8 Ways to improve your email deliverability
1. Work with engaged subscribers
One of the fastest ways to ensure that your emails have the lowest possible deliverability is to send them out to customers who have made no indication that they actually want to receive them in the first place.
This means that avoiding non-permission-based email lists is incredibly important but it actually goes further beyond that.
You need to be sure that you’re working with subscribers who are actually engaged with your emails. This means subscribers who have high rates of actually opening your emails and interacting directly with them.
This means that you not only need to know which of your subscribers are engaged with your emails but you also need to be sure that you’re providing them with the best possible content in order to keep those engagement levels as high as you can, thus building customer loyalty. It’s important as 91% of consumers are more likely to do business with brands that provide them with relevant personalized content and offers
Think about it, your subscribers are likely people who enjoy your company and your products. You should make the experience of interacting with your emails as engaging as any other interaction with your business.
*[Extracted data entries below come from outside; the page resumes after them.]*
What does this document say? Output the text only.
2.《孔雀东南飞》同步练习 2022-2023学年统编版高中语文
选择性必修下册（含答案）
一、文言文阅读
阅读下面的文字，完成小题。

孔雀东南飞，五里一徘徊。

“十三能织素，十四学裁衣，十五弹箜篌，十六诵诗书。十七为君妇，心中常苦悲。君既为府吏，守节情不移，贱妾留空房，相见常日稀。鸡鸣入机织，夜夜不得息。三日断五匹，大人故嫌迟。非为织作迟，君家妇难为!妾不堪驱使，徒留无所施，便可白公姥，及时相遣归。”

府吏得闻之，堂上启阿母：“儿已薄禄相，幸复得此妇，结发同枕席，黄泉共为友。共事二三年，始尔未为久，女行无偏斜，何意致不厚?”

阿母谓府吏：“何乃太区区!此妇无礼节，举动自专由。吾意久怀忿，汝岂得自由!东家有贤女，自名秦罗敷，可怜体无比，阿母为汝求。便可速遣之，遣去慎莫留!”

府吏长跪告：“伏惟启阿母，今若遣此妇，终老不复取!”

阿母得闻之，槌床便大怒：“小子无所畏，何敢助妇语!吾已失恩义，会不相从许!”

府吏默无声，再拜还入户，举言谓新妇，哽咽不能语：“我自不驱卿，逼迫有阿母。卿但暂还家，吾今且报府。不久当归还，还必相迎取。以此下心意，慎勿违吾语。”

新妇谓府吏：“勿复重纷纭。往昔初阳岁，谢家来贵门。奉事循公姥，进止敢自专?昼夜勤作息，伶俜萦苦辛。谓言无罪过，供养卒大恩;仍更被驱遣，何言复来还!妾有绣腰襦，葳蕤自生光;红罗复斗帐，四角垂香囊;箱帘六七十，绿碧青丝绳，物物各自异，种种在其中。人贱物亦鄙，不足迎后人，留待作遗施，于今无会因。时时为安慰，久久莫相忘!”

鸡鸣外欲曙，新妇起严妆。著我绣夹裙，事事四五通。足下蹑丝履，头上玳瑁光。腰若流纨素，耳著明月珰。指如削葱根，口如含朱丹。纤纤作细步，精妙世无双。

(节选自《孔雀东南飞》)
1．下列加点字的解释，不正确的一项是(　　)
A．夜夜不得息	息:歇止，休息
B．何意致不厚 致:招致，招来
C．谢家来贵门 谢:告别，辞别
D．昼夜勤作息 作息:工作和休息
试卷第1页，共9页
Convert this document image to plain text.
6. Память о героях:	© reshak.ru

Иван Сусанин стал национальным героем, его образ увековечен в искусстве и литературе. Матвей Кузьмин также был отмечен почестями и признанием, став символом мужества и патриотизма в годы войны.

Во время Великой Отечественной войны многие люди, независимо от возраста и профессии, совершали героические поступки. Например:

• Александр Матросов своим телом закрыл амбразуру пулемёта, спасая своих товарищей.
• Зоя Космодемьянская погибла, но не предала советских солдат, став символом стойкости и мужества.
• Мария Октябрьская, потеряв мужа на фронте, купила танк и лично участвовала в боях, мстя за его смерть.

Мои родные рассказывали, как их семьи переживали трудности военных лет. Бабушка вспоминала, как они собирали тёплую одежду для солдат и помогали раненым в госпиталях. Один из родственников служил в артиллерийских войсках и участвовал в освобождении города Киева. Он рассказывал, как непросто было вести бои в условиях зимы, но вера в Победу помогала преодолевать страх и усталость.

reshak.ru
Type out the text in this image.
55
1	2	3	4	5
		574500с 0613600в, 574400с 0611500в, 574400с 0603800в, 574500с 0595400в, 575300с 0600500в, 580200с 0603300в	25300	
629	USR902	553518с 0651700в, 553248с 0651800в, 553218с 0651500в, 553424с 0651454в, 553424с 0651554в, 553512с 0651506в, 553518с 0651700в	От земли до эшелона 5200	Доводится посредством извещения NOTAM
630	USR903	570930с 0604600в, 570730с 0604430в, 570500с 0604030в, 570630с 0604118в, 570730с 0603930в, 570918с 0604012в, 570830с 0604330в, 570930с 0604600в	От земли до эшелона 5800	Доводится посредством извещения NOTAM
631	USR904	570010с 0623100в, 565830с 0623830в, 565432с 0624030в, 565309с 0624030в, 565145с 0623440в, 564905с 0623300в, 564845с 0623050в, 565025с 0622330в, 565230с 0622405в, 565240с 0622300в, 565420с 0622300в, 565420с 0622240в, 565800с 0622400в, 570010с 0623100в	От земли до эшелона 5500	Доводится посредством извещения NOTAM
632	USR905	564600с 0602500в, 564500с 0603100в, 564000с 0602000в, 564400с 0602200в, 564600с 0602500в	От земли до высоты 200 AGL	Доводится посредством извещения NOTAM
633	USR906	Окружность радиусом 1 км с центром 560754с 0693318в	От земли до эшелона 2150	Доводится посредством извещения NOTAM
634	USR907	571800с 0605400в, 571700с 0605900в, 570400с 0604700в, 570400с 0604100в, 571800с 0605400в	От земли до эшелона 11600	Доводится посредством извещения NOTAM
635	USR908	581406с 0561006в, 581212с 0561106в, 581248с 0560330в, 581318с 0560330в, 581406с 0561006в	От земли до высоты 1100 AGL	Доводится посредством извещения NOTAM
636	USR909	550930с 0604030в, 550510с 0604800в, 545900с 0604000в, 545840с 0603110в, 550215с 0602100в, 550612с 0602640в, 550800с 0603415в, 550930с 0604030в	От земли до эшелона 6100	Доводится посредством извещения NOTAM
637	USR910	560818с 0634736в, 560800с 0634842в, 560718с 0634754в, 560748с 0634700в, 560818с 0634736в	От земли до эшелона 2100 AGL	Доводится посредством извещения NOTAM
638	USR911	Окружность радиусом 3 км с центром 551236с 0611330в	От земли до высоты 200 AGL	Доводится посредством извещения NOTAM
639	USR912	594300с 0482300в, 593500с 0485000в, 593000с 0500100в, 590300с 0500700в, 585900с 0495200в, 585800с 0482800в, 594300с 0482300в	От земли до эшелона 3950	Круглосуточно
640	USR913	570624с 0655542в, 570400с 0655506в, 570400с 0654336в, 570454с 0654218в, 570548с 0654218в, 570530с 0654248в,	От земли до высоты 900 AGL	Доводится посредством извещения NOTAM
t’s easy to think that people unsubscribe from your emails is a clear sign that your deliverability is not up to the correct standard. However, that’s not necessarily the case. The truth is that there is very little evidence to suggest that.
An incredibly common mistake that a lot of email marketers make is that they hide their unsubscribe options away and make them as difficult for users to find as possible.
While this might seem like a decent way of preventing people from unsubscribing, what actually ends up happening is that they take the path of least resistance by simply marking those emails as spam.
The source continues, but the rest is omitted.